A similar study from Italian researchers was published in 2006 in the Journal of the American College of Nutrition. Researchers gave a group of ten healthy volunteers’ crackers and cookies made from either barley or whole wheat flour. The barley products contained 3.5 grams of beta-glucan per portion; the dietary fiber in the whole-wheat products was primarily insoluble, and it contained almost no beta-glucan. The researchers found that when compared to the wheat crackers and cookies, the barley products significantly reduced glucose and insulin response.
An intriguing study was published in 2007 in Diabetes Research and Clinical Practice. Hoping to understand why imprisonment tended to improve metabolic control in prisoners with type 2 diabetes, researchers conducted a retrospective study of the medicinal charts of 4,385 male prisoners in Fukushima Prison in Japan from 1998 to 2004. In addition to working eight-hour days, five days a week, Japanese prisoners ate diets that were high in dietary fiber that included boiled rice and barley, a food called mugimeshi. Because of improvements in their diets and lifestyles, while imprisoned, 5 of 18 prisoners who needs insulin and 17 of 34 who were cured with oral hypoglycemic means were capable “to stop their treatment and maintain good metabolic control.” As a result, the researchers concluded that “a well-regulated régime and long-term consumption of high dietary fiber might have favorable effects on metabolic control in patients with type 2 diabetes.”

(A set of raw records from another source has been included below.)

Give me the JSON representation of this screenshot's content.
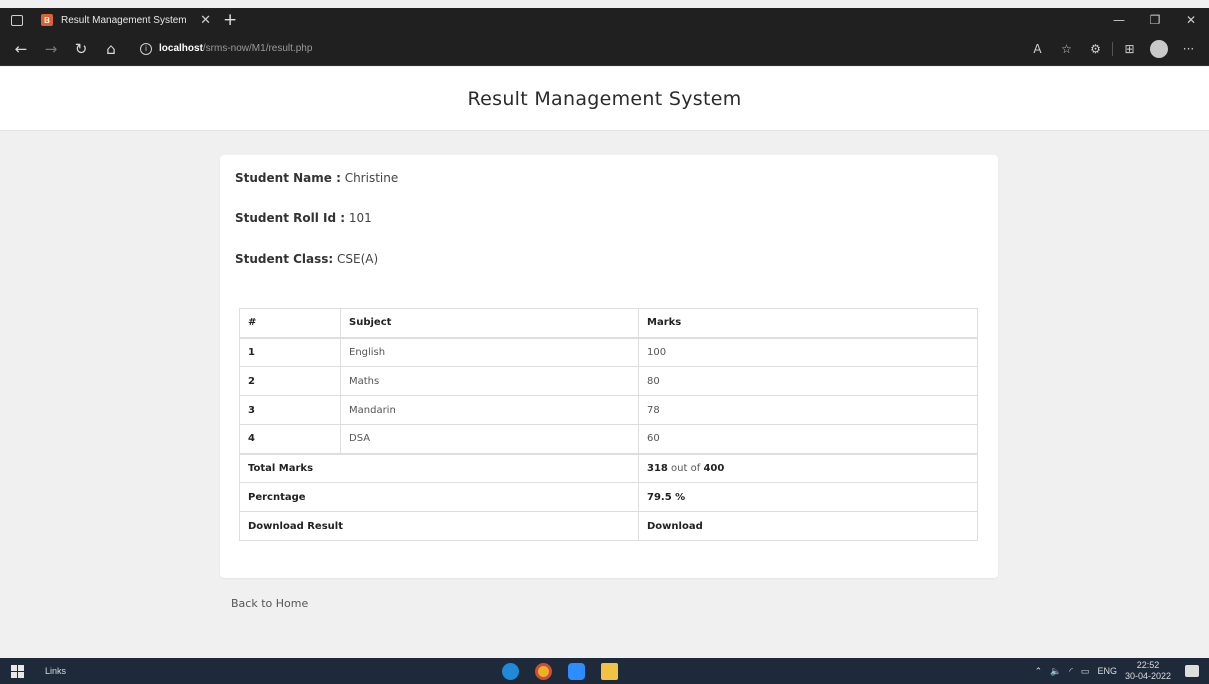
{
  "browser": {
    "tab_title": "Result Management System",
    "favicon_text": "B",
    "url_host": "localhost",
    "url_path": "/srms-now/M1/result.php"
  },
  "header": {
    "title": "Result Management System"
  },
  "student": {
    "name_label": "Student Name :",
    "name_value": " Christine",
    "roll_label": "Student Roll Id :",
    "roll_value": " 101",
    "class_label": "Student Class:",
    "class_value": " CSE(A)"
  },
  "table": {
    "headers": [
      "#",
      "Subject",
      "Marks"
    ],
    "rows": [
      {
        "num": "1",
        "subject": "English",
        "marks": "100"
      },
      {
        "num": "2",
        "subject": "Maths",
        "marks": "80"
      },
      {
        "num": "3",
        "subject": "Mandarin",
        "marks": "78"
      },
      {
        "num": "4",
        "subject": "DSA",
        "marks": "60"
      }
    ],
    "total_label": "Total Marks",
    "total_obtained": "318",
    "total_out_of": " out of ",
    "total_max": "400",
    "percentage_label": "Percntage",
    "percentage_value": "79.5 %",
    "download_label": "Download Result",
    "download_link": "Download"
  },
  "footer": {
    "back_link": "Back to Home"
  },
  "taskbar": {
    "links_label": "Links",
    "lang": "ENG",
    "time": "22:52",
    "date": "30-04-2022"
  }
}
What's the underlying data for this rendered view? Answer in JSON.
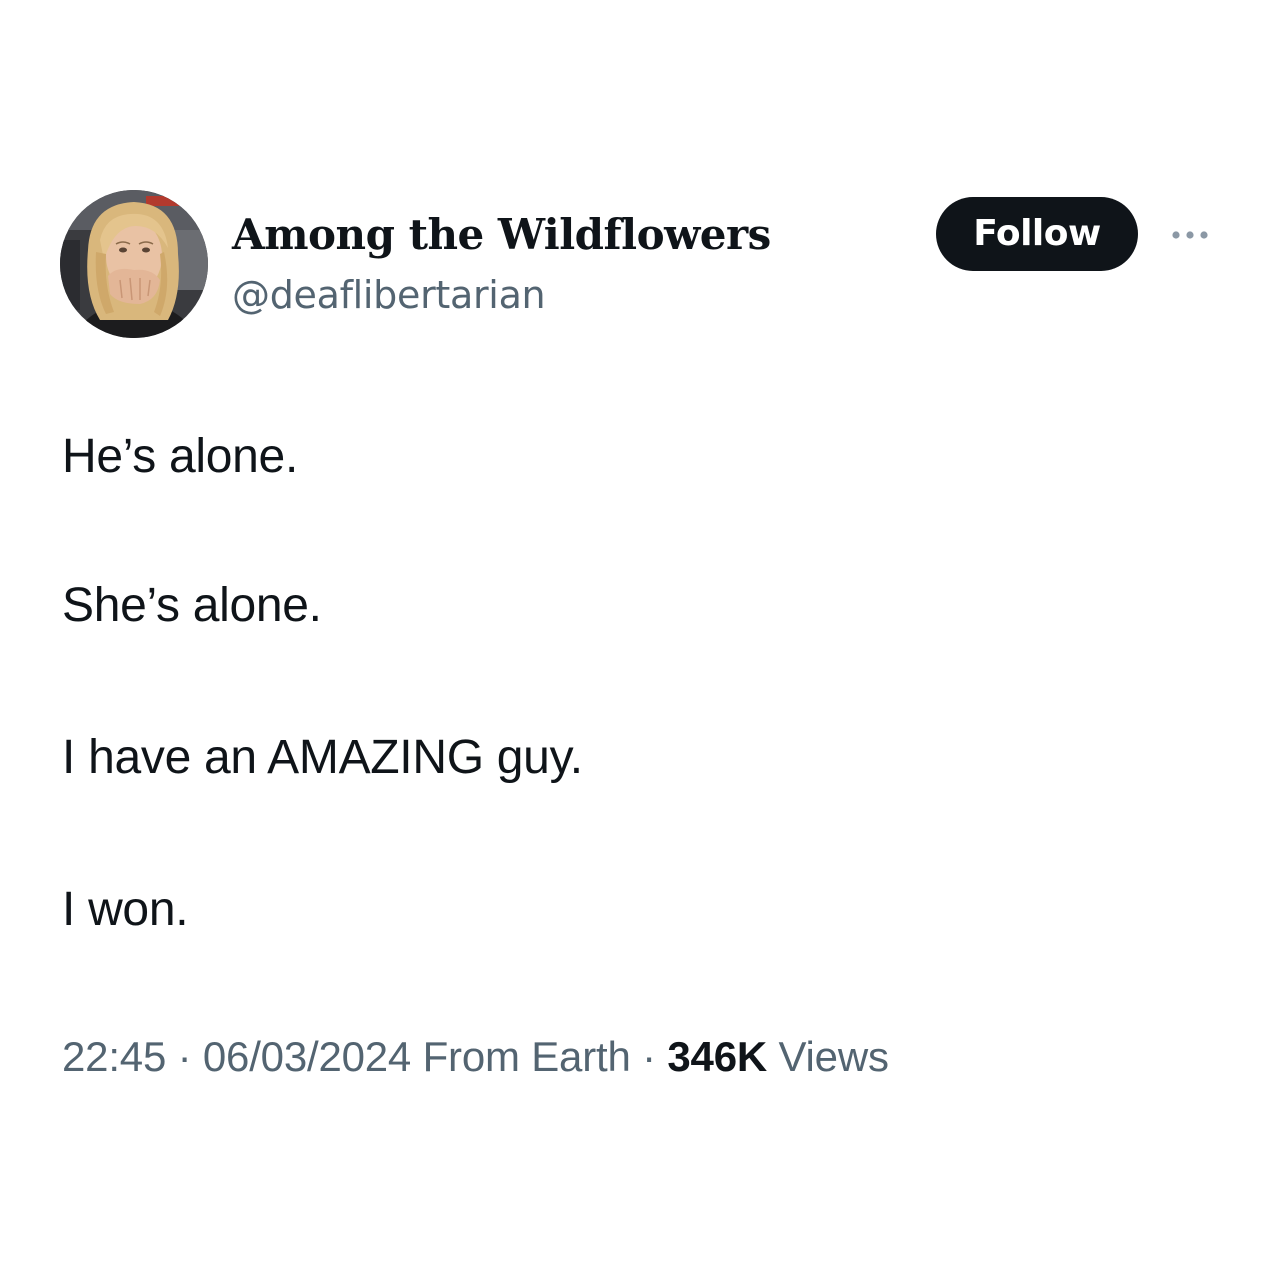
{
  "author": {
    "display_name": "Among the Wildflowers",
    "handle": "@deaflibertarian",
    "avatar_icon": "profile-photo"
  },
  "actions": {
    "follow_label": "Follow",
    "more_icon": "more-horizontal-icon"
  },
  "tweet": {
    "lines": [
      "He’s alone.",
      "She’s alone.",
      "I have an AMAZING guy.",
      "I won."
    ]
  },
  "meta": {
    "time": "22:45",
    "separator": "·",
    "date": "06/03/2024",
    "source": "From Earth",
    "views_count": "346K",
    "views_label": "Views"
  },
  "colors": {
    "text_primary": "#0f1419",
    "text_secondary": "#536471",
    "follow_bg": "#0f1419",
    "follow_text": "#ffffff",
    "background": "#ffffff"
  }
}
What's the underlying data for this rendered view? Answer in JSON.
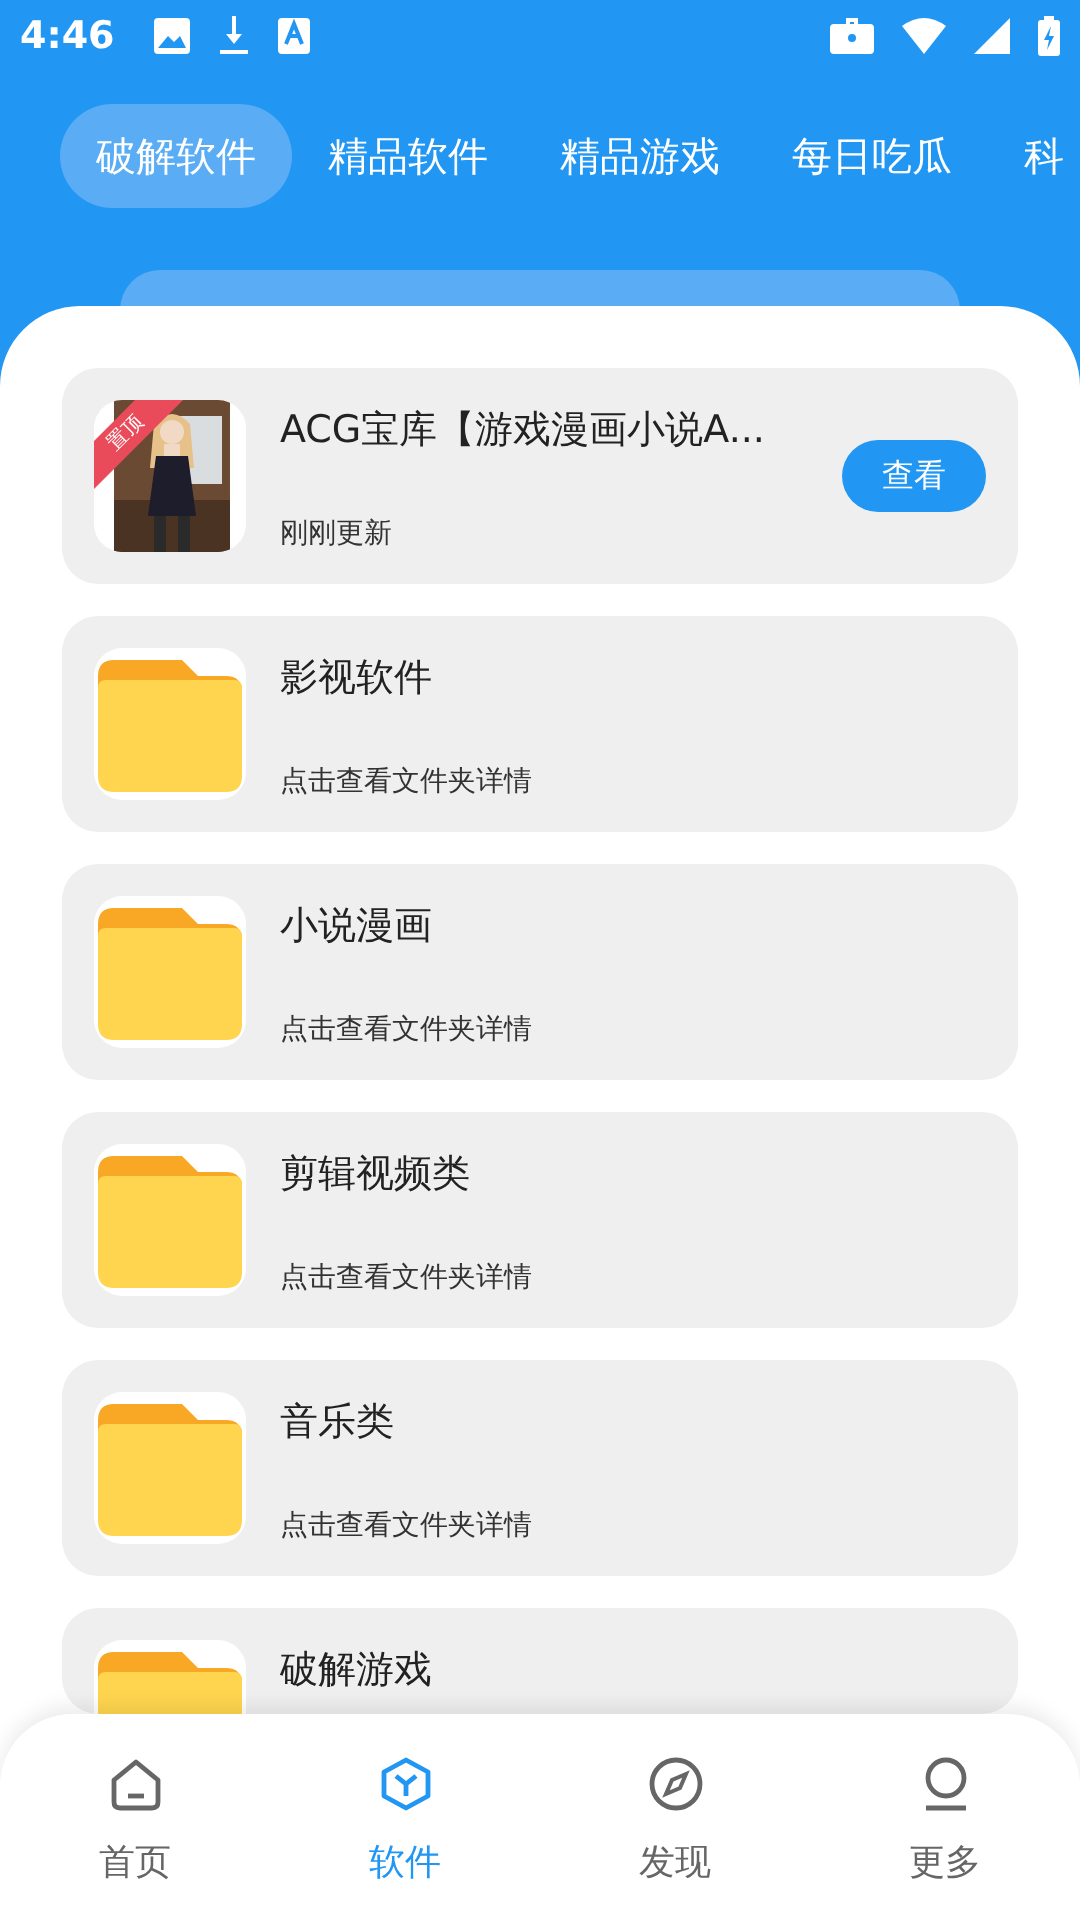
{
  "status_bar": {
    "time": "4:46"
  },
  "tabs": [
    {
      "label": "破解软件",
      "selected": true
    },
    {
      "label": "精品软件",
      "selected": false
    },
    {
      "label": "精品游戏",
      "selected": false
    },
    {
      "label": "每日吃瓜",
      "selected": false
    },
    {
      "label": "科",
      "selected": false
    }
  ],
  "items": [
    {
      "kind": "app",
      "title": "ACG宝库【游戏漫画小说A...",
      "subtitle": "刚刚更新",
      "badge": "置顶",
      "button": "查看"
    },
    {
      "kind": "folder",
      "title": "影视软件",
      "subtitle": "点击查看文件夹详情"
    },
    {
      "kind": "folder",
      "title": "小说漫画",
      "subtitle": "点击查看文件夹详情"
    },
    {
      "kind": "folder",
      "title": "剪辑视频类",
      "subtitle": "点击查看文件夹详情"
    },
    {
      "kind": "folder",
      "title": "音乐类",
      "subtitle": "点击查看文件夹详情"
    },
    {
      "kind": "folder",
      "title": "破解游戏"
    }
  ],
  "bottom_nav": [
    {
      "kind": "home",
      "label": "首页",
      "selected": false
    },
    {
      "kind": "cube",
      "label": "软件",
      "selected": true
    },
    {
      "kind": "compass",
      "label": "发现",
      "selected": false
    },
    {
      "kind": "person",
      "label": "更多",
      "selected": false
    }
  ]
}
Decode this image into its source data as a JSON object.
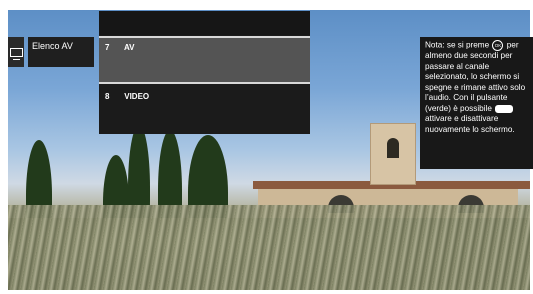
{
  "av_list": {
    "title": "Elenco AV",
    "items": [
      {
        "number": "7",
        "label": "AV",
        "selected": true
      },
      {
        "number": "8",
        "label": "VIDEO",
        "selected": false
      }
    ]
  },
  "note": {
    "part1": "Nota: se si preme",
    "ok_button": "OK",
    "part2": "per almeno due secondi per passare al canale selezionato, lo schermo si spegne e rimane attivo solo l’audio.",
    "part3": "Con il pulsante (verde) è possibile",
    "part4": "attivare e disattivare nuovamente lo schermo."
  },
  "icons": {
    "source": "tv-screen-icon",
    "ok": "ok-button-icon",
    "green": "green-button-icon"
  },
  "colors": {
    "panel": "#1b1b1b",
    "selected": "#545454",
    "highlight": "#d8d8d8"
  }
}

Premenopausal breast cancer
Barley is filled with phytonutrients known as lignans, which are converted in the colon into enterolactone and enterodial, substances with mild estrogen like properties. In a study published in 2006 in the European Journal of Cancer Prevention, German researchers measured the concentrations of enterolactone (and genistein) in plasma samples from 220 premenopausal women and 237 controls. The researchers found that the women with the highest levels 13 of enterolactone had the lowest incidence of premenopausal breast cancer.
Though barley is a healthy addition to the diet for the vast majority of people, those who are dealing with celiac disease or other forms of gluten intolerance should be very careful to avoid all barley products. Should barley be included in the diet? For most people, it is an excellent addition.